The first of fortifications at the military crest of the heights is perhaps the most interesting to me. The 100-pdr Parrott Battery was sited to allow firing both up and downstream on the Potomac and upstream on the Shenandoah. The battery could also clear Loudoun and Bolivar Heights, and in theory School House Ridge. The siting of the gun allowed it a clear view of South Mountain and Weaverton along the river. Visitors today should imagine the crest of the mountain almost devoid of trees here, as a result of both charcoaling and military operations. Thus affording the massive rifle nearly an all around firing arc (where today trees block much of the view).
The NPS marker indicates the Parrott was mounted on a pintle barbette carriage. Thus in operation, this piece looked very similar to the often reproduced photo of the 100-pdr at Fort Totten, Washington D.C. In place, this was the highest elevation of any large caliber siege and garrison artillery east of the Mississippi (if not the whole continent!) . In this writers opinion, the story of the 1st Massachusetts Heavy Artillery, attributed as erecting this monster at this height, deserves attention. The tube alone weighed nearly five tons. Add to that the carriage, sandbags, planking, etc. Plus a quantity of 100 pound shells and powder. The feat would not be a simple chore even today with power equipment.
When initially built, the 100-pdr Parrot was not placed. Instead a IX-in Dahlgren (logically one of those used at the Naval Battery down the slope) was placed. At the time of the Gettysburg Campaign, if the battery was functional, it was the Admiral’s gun at the top of the mountain. The Parrott arrived in August 1863.

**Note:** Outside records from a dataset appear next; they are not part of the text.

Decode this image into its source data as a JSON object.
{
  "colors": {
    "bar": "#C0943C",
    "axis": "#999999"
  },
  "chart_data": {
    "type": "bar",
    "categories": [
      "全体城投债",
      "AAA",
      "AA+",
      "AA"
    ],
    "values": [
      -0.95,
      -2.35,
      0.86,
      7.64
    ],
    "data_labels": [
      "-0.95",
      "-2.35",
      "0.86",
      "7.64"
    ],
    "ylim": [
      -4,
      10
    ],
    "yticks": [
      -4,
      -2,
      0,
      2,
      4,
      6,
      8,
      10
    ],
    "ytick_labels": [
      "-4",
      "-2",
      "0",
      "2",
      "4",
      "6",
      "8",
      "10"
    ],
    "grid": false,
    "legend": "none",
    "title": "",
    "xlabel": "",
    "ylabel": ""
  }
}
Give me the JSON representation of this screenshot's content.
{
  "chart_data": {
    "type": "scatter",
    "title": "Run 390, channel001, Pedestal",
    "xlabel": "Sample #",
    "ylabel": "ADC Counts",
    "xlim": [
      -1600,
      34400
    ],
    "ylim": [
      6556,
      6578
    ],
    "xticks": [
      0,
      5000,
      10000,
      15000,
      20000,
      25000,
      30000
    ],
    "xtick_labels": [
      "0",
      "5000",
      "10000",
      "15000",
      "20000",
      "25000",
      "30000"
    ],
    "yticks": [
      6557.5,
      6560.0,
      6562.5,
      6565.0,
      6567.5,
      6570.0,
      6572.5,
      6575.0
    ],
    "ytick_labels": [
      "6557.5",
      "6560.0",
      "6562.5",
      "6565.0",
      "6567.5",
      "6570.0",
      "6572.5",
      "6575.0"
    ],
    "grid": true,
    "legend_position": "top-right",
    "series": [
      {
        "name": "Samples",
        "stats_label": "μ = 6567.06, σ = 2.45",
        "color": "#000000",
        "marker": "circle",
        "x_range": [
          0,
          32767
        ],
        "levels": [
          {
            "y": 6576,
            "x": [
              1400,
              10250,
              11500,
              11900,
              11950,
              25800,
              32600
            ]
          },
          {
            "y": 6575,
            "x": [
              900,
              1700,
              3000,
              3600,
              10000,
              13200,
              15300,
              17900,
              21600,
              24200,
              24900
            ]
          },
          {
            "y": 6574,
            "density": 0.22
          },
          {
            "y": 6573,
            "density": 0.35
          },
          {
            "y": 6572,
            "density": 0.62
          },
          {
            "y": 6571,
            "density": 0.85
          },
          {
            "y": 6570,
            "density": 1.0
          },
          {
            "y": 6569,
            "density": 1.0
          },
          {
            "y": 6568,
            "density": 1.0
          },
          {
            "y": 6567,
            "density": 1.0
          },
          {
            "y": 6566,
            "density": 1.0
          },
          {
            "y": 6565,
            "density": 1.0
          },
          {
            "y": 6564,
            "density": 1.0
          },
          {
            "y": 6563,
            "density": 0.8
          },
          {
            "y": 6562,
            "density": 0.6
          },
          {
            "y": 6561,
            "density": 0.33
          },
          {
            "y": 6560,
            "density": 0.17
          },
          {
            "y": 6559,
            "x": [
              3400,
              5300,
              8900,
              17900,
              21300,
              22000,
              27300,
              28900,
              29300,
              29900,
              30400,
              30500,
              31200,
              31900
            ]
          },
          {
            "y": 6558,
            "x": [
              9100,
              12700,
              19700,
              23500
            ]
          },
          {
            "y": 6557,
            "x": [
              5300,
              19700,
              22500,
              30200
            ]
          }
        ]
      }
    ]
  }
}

The Parrott had a bore of 6.4 inches, and weighed in the neighborhood of 9750 pounds. The piece, like all Parrotts, had a massive reinforcing band around the breech. Unlike the smaller army series West Point Foundry products, these and larger Parrotts had a breech block type cascabel instead of a knob, making it almost indistinguishable from Navy pieces of the same caliber. Of 233 produced for the Army between 1861 and 1865, just over 50 survive today. (The Navy received 352 similar pieces, and under twenty exist.)
The impressive figure aside from the weight is the range of shell – 6820 yards at 25 degrees elevation. Shot is listed as 8453 yards at 35 degrees elevation. Roughly 3.8 miles for shell and 4.8 miles for shot. This means the big Parrot on top of Maryland Heights could hurl solid shot projectiles down stream to Berlin (now Brunswick), MD where pontoon bridges spanned the river. Provided the trees were cleared, the mouth of Antietam Creek was within range. Up the Shenandoah River side, Key’s Ford was just out of range.
Clearly this was a sizable umbrella of protection for defenders of Harpers Ferry. Several dispatches within the Official Records mention “falling back under the guns of Maryland Heights” in the fall of 1863 and winter of 1864. I would contend it was this particular piece providing much of that coverage. I would further offer that this battery caused Confederate operations around Harpers Ferry to follow circuitous routes, avoiding the fall of shot and shell.